SPAIN PROPERTY: Brits Face Potential Tax Increase On Rental Profits Spain News

Non-resident British owners of property in Spain, could see a significant increase in the amount of tax they pay on their rental profits as a result of Brexit.

This was the message from guest speaker and economist Santiago Lapausa, who attended the 'Brexit and Now?' conference in Marbella on Tuesday.

The event, which was organised by the Center for Tourism Initiatives (CIT) Marbella was also attended by British consul to Andalucia, Charmaine Arbouin.

Currently, any profits made from renting a property in Spain by non-resident Brits are taxed at a rate of 19% after allowances have been deducted for any expenses and running costs.

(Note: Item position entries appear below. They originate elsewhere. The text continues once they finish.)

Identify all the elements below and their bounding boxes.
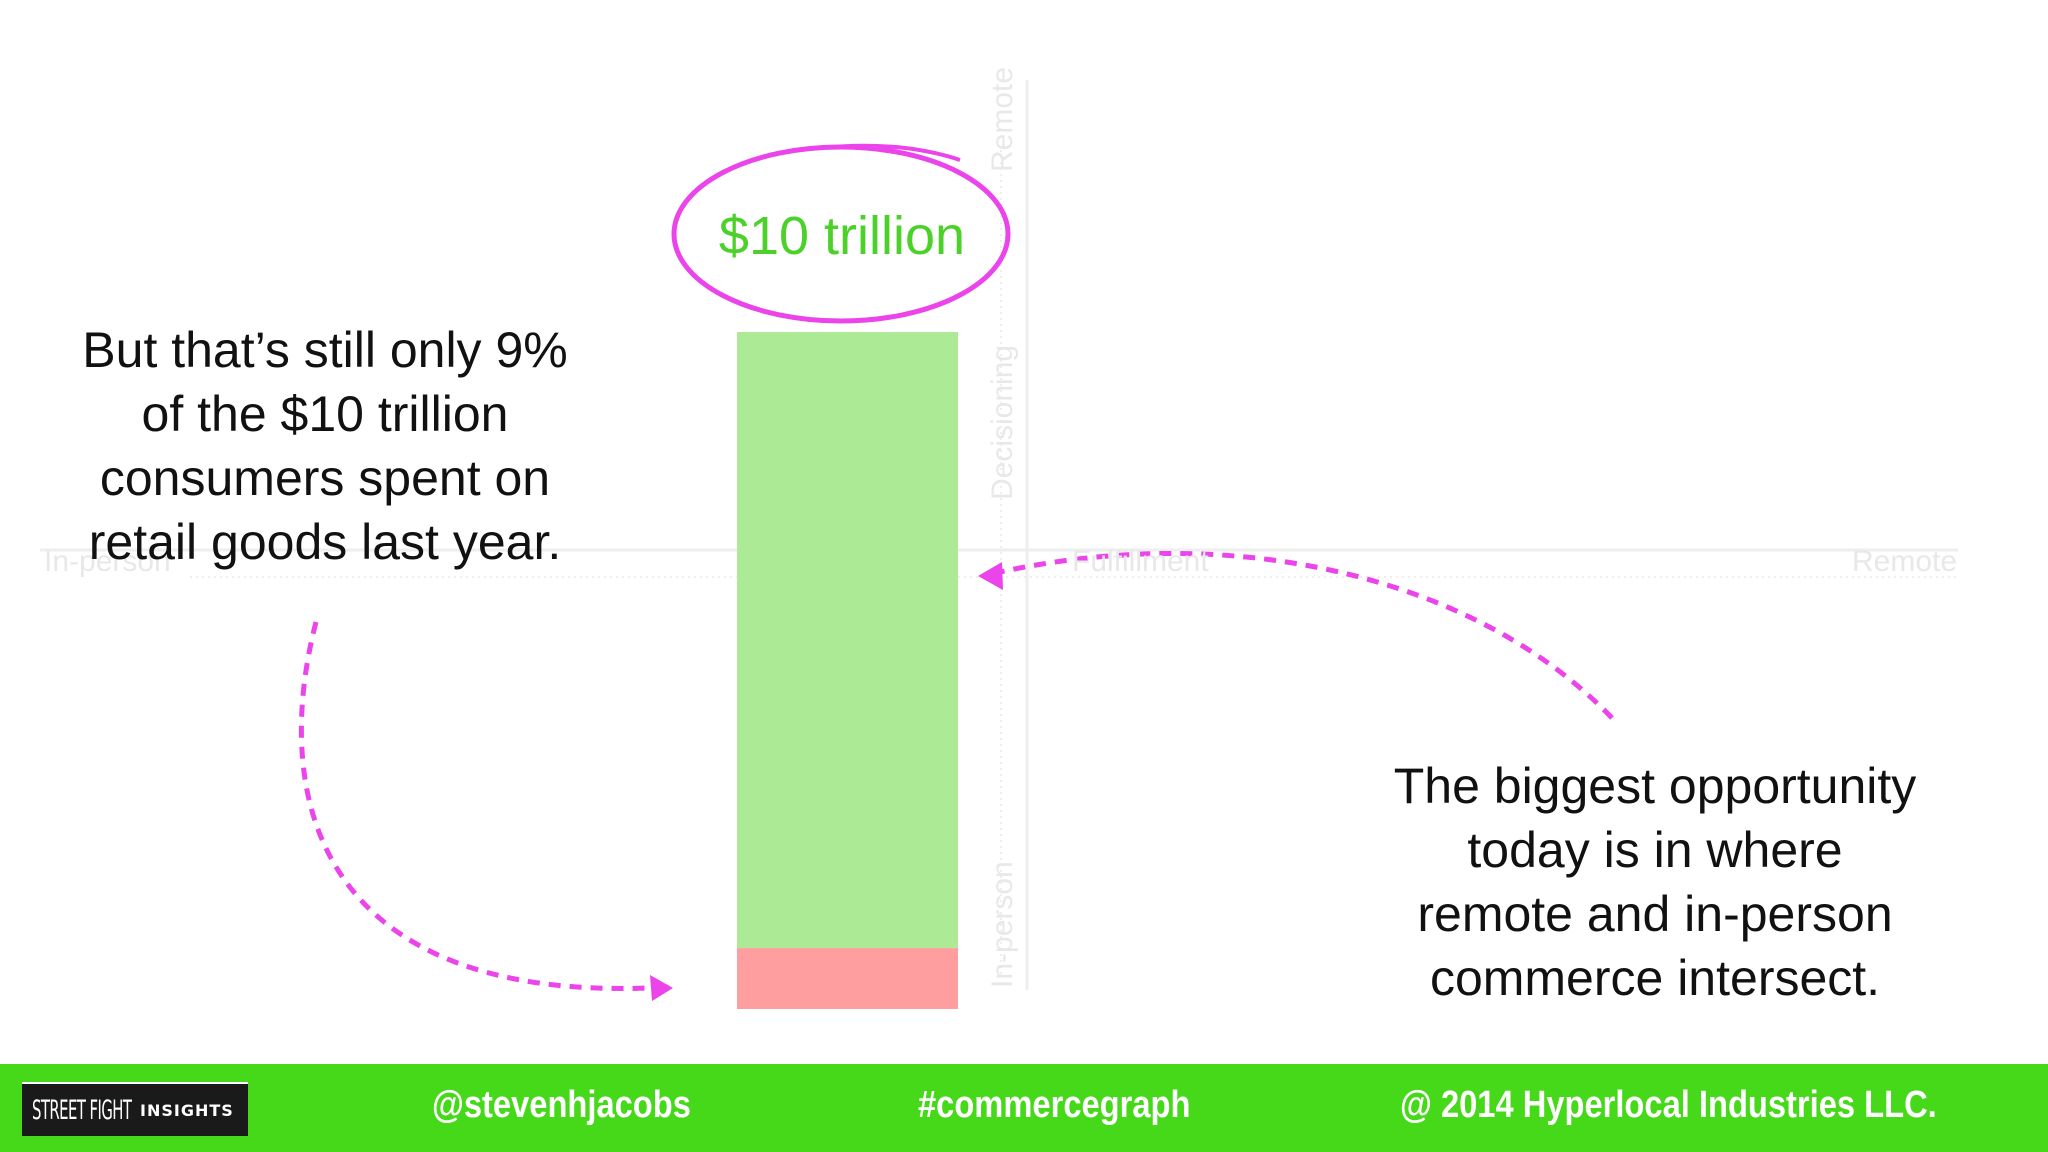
vertical-axis-top-label: Remote <box>986 66 1019 172</box>
horizontal-axis-right-label: Remote <box>1852 545 1958 578</box>
left-arrow-head <box>650 975 673 1001</box>
logo-text-insights: INSIGHTS <box>140 1100 234 1120</box>
bar-segment-91-percent <box>737 332 958 949</box>
footer-bar: STREET FIGHT INSIGHTS @stevenhjacobs #co… <box>0 1064 2048 1152</box>
right-dashed-arrow <box>999 551 1614 720</box>
horizontal-axis-middle-label: Fulfillment <box>1072 545 1209 578</box>
left-callout-line: of the $10 trillion <box>141 386 509 442</box>
left-callout-line: consumers spent on <box>99 450 551 506</box>
left-callout-line: retail goods last year. <box>88 514 562 570</box>
twitter-handle: @stevenhjacobs <box>432 1084 691 1126</box>
hashtag: #commercegraph <box>918 1084 1191 1126</box>
right-arrow-head <box>978 562 1003 590</box>
left-dashed-arrow <box>298 621 651 991</box>
total-value-label: $10 trillion <box>718 206 966 266</box>
logo-text-street-fight: STREET FIGHT <box>32 1094 132 1126</box>
horizontal-axis-left-label: In-person <box>44 545 171 578</box>
left-callout-line: But that’s still only 9% <box>82 322 568 378</box>
vertical-axis-bottom-label: In-person <box>986 861 1019 988</box>
right-callout-line: commerce intersect. <box>1429 950 1881 1006</box>
street-fight-insights-logo: STREET FIGHT INSIGHTS <box>22 1082 248 1136</box>
right-callout-line: today is in where <box>1467 822 1843 878</box>
total-highlight-ellipse-overlap <box>819 143 961 162</box>
vertical-axis-middle-label: Decisioning <box>986 344 1019 500</box>
right-callout-line: The biggest opportunity <box>1393 758 1917 814</box>
right-callout-line: remote and in-person <box>1417 886 1893 942</box>
bar-segment-9-percent <box>737 948 958 1009</box>
copyright-notice: @ 2014 Hyperlocal Industries LLC. <box>1400 1084 1937 1126</box>
right-callout: The biggest opportunity today is in wher… <box>1340 754 1970 1010</box>
left-callout: But that’s still only 9% of the $10 tril… <box>40 318 610 574</box>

However, Lapausa explained that if the UK government were unable to negotiate a deal with Spain and the EU by the end of December, British owners could see the tax rate rise to 24% - the rate paid by ‘third-country’ citizens.

It would also mean that any expenses such as mortgage interest payments, I.B.I, utility bills and community fees would no longer be tax deductible, with tax paid on the gross rental income.

This would put extra pressure on owners who often rent out properties to help pay the mortgage on the property, utility bills and general maintenance costs.

But it is not just the owners who would be affected by the tax hike. With around half of all properties in Spain purchased by British buyers, the real estate industry as a whole may also be negatively impacted.

The change in taxation could also affect real estate agencies and property management companies who manage the rental of British owned properties in Spain.

With the transition period set to end at the end of December, there is still plenty of time for the UK and Spanish governments to come to an agreement on future trade.

Both governments have suggested that citizen’s rights are at the top of their agenda. Where possible, both Brits living Spain and Spanish citizens living in the UK will continue to maintain many of the tax breaks and benefits they currently enjoy as members of the European Union.